12 de nov de 2018

O essencial é o ataque de Bolsonaro ao trabalhador

As pautas identitárias devem se subordinar a isso


O Conversa Afiada publica sereno (sempre!) artigo de seu exclusivo colUnista Joaquim Xavier:

O tema é polêmico, mas não dá para fugir dele.

O capitão eleito presidente num pleito repleto de irregularidades privilegiou um alvo para chegar ao Planalto. A questão dos costumes. Não por acaso. O Brasil é um país conservador por natureza, herança dos tempos de escravidão até hoje sobreviventes.

A enxurrada de propaganda digital de Bolsonaro, financiada ilegalmente, enxergou aí a galinha dos ovos de votos. Seus posts mentirosos, difundidos aos milhões, acusaram a oposição de defender a destruição da família, a ”libertinagem”, o ódio a dogmas “divinos”. Pregaram a repulsa aos gays, condenaram os homossexuais, destilaram a raiva contra feministas, negros, mulatos, quilombolas, povos indígenas e minorias em geral. Embalaram tudo isto com a luta contra a corrupção e mais segurança pública.

Por trás desse conservadorismo, escondeu-se o principal: o ataque à classe trabalhadora.

É evidente que as chamadas lutas identitárias são um sinal de progresso da civilização. A evolução dos costumes, o respeito às opções de gênero e ao direito (não tolerância, direito!) de cada um escolher o caminho que lhe traga felicidade e prazer é algo que só pode ser comemorado. Mas o risco de isso virar uma armadilha divisionista num país como o Brasil é imenso.

Bolsonaro explorou esse risco.

Sua campanha, espertamente, deixou de lado na propaganda os problemas fundamentais. Como eliminar o desemprego? Como combater a fome que assola milhões e milhões de brasileiros? Como assegurar terra e casa própria a quem trabalha de sol a sol? Como impedir a exploração desenfreada do trabalhador responsável pela geração da fortuna de uns poucos bilionários? Como garantir uma aposentadoria digna a quem dedicou a maior parte da sua vida a construir o país?

Finda a eleição tisnada por fraudes mais do que expostas, a verdade começa a aparecer.

Fala-se muito da “escola sem partido”. Um escândalo, sem dúvida. Mas vamos ao atacado. Nem bem acabou a eleição, o povo é informado que o ministério do Trabalho será extinto num país em que pelo menos trinta milhões de pessoas – o cálculo é mais do que modesto — não têm como sobreviver. Suas atribuições serão entregues a gente como Paulo Guedes, um especulador cuja única preocupação sempre foi a de engordar a própria conta bancária.

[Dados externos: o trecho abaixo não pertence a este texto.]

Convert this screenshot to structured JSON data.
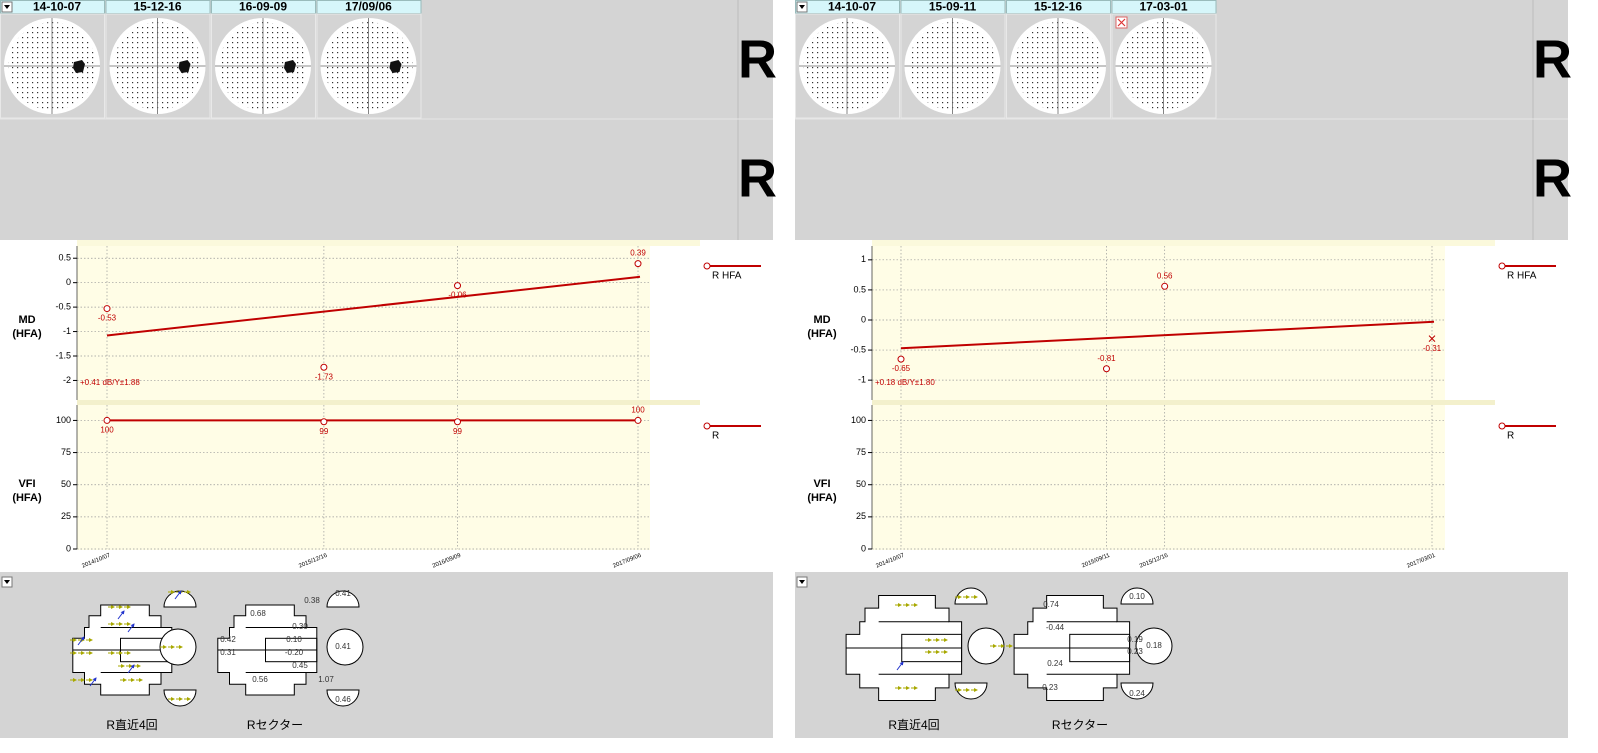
{
  "panels": [
    {
      "dates": [
        "14-10-07",
        "15-12-16",
        "16-09-09",
        "17/09/06"
      ],
      "eye_labels": [
        "R",
        "R"
      ],
      "x": [
        "2014/10/07",
        "2015/12/16",
        "2016/09/09",
        "2017/09/06"
      ],
      "md": {
        "type": "line",
        "label": [
          "MD",
          "(HFA)"
        ],
        "values": [
          -0.53,
          -1.73,
          -0.06,
          0.39
        ],
        "point_shapes": [
          "circle",
          "circle",
          "circle",
          "circle"
        ],
        "trend": [
          -1.08,
          0.12
        ],
        "annotation": "+0.41 dB/Y±1.88",
        "ylim": [
          -2.4,
          0.75
        ],
        "yticks": [
          0.5,
          0,
          -0.5,
          -1,
          -1.5,
          -2
        ],
        "legend": "R HFA",
        "color": "#c00000",
        "grid": true
      },
      "vfi": {
        "type": "line",
        "label": [
          "VFI",
          "(HFA)"
        ],
        "values": [
          100,
          99,
          99,
          100
        ],
        "point_shapes": [
          "circle",
          "circle",
          "circle",
          "circle"
        ],
        "trend": [
          100,
          100
        ],
        "ylim": [
          0,
          112
        ],
        "yticks": [
          100,
          75,
          50,
          25,
          0
        ],
        "legend": "R",
        "color": "#c00000",
        "grid": true
      },
      "sector_titles": [
        "R直近4回",
        "Rセクター"
      ],
      "sector_values": [
        "0.38",
        "0.41",
        "0.68",
        "0.30",
        "0.42",
        "0.10",
        "0.41",
        "0.31",
        "-0.20",
        "0.45",
        "0.56",
        "1.07",
        "0.46"
      ]
    },
    {
      "dates": [
        "14-10-07",
        "15-09-11",
        "15-12-16",
        "17-03-01"
      ],
      "eye_labels": [
        "R",
        "R"
      ],
      "x": [
        "2014/10/07",
        "2015/09/11",
        "2015/12/16",
        "2017/03/01"
      ],
      "md": {
        "type": "line",
        "label": [
          "MD",
          "(HFA)"
        ],
        "values": [
          -0.65,
          -0.81,
          0.56,
          -0.31
        ],
        "point_shapes": [
          "circle",
          "circle",
          "circle",
          "x"
        ],
        "trend": [
          -0.47,
          -0.03
        ],
        "annotation": "+0.18 dB/Y±1.80",
        "ylim": [
          -1.33,
          1.23
        ],
        "yticks": [
          1,
          0.5,
          0,
          -0.5,
          -1
        ],
        "legend": "R HFA",
        "color": "#c00000",
        "grid": true
      },
      "vfi": {
        "type": "line",
        "label": [
          "VFI",
          "(HFA)"
        ],
        "values": [],
        "point_shapes": [],
        "ylim": [
          0,
          112
        ],
        "yticks": [
          100,
          75,
          50,
          25,
          0
        ],
        "legend": "R",
        "color": "#c00000",
        "grid": true
      },
      "sector_titles": [
        "R直近4回",
        "Rセクター"
      ],
      "sector_values": [
        "0.74",
        "0.10",
        "-0.44",
        "0.19",
        "0.23",
        "0.18",
        "0.24",
        "0.23",
        "0.24"
      ]
    }
  ]
}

A toque de caixa, o Parlamento aprova isenções de pai para filho para montadoras, sem nenhuma contrapartida de geração de empregos. O dinheiro do pré-sal, previsto para financiar a educação, será agora distribuído para financistas. A mudança do sistema de Previdência permanece uma obsessão. Em vez do sistema de repartição, a ideia é implantar a regra do cada um por si. A mesma adotada pelo ditador Augusto Pinochet no Chile, sonho de consumo do mesmo Paulo Guedes, seu admirador, e cujo resultado foi o empobrecimento e miséria dos mais velhos.

Para quem acha tudo isso um exagero da “oposição”, basta ver os números da reforma trabalhista aprovada sob o governo golpista de Temer e aplaudida pela turma do capitão eleito. Em vez dos dois milhões de empregos que seriam criados, nem trezentos mil surgiram.

Quem quiser, pode se enganar. Mas os fatos e os números mostram que o programa de Jair Bolsonaro é aprofundar a programa golpista que derrubou uma presidenta legitimamente eleita. Abolir a soberania nacional, transformar a classe trabalhadora brasileira em bóia-fria do grande capital financeiro, suprimir liberdades e entregar as riquezas do país aos abutres das multinacionais.

As pautas identitárias devem se subordinar a isso, em vez de se dividir em minorias isoladas.

A vitória destas está subordinada à vitória maior, da classe trabalhadora da qual depende o país que vale a pena construir.